To illustrate the relationship between the shifting factors of uniaxial relaxation mod-ulus principal curves obtained through K-G conversion and temperature, a scatter plot was generated, followed by a linear regression analysis. The outcomes of this analysis are presented in Figure 9, and the mathematical expression describing the correlation between shifting factors and temperature is depicted below:

$$\lg {\alpha }_T=10.2608T-0.2628$$

(19)

This equation can be used to derive the displacement factor at different temperatures and to describe the stress–strain behavior of viscoelastic polymers at different temperatures using the time-temperature equivalence principle.

5. Conclusions

To investigate the linear viscoelastic properties of potted epoxy resins, a specialized confining pressure testing device was designed. A series of compression tests were conducted on fully cured epoxy resins across various temperatures. Through meticulous data processing, a set of viscoelastic models for bulk and shear moduli were derived. The experimental setup was further validated for reliability using the viscoelastic model obtained from uniaxial tensile tests.

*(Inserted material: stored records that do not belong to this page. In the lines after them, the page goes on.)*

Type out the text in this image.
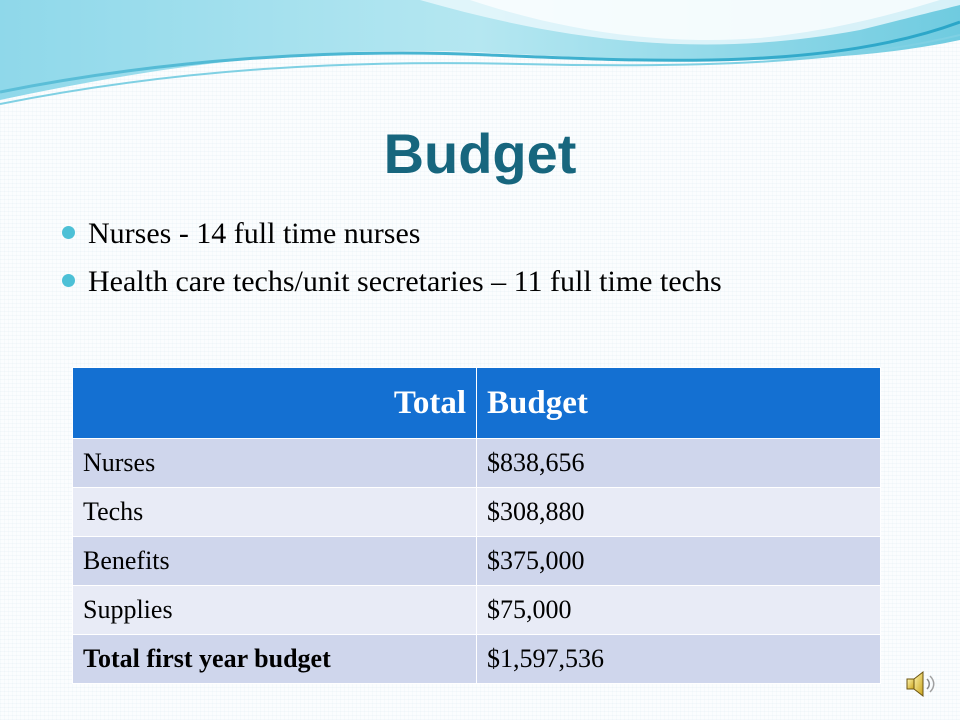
Budget
Nurses - 14 full time nurses
Health care techs/unit secretaries – 11 full time techs
Total	Budget
Nurses	$838,656
Techs	$308,880
Benefits	$375,000
Supplies	$75,000
Total first year budget	$1,597,536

• A simple method for obtaining the bulk and shear moduli of epoxy resin is described. After applying a load to the experimental setup, a stainless steel tube and cylindrical metal blocks conformed to the specimen, creating confining pressure. Measurements were then taken for the circumferential strain on the outer surface of the cylinder and axial stress–strain of the specimen. The initial bulk and shear moduli of the specimen were deduced by theoretical formulas at different temperatures.
• We characterized the bulk and shear relaxation modulus of the epoxy resin across a range of eight temperatures, spanning both above and below its glass transition temperature. Subsequently, we derived the relaxation modulus master curve by applying translation to the relaxation modulus curves at different temperatures, adhering to the time-temperature superposition principle.
• The relaxation modulus master curve is nonlinearly fitted with a viscoelastic principal model to obtain the parameters $K^{\infty }$, $K^u$, $G^{\infty }$, and $G^u$.
• The data reliability of the relaxation curves of bulk and shear modulus obtained from the confining pressure test of the homemade mold in this paper was verified by the uniaxial relaxation test.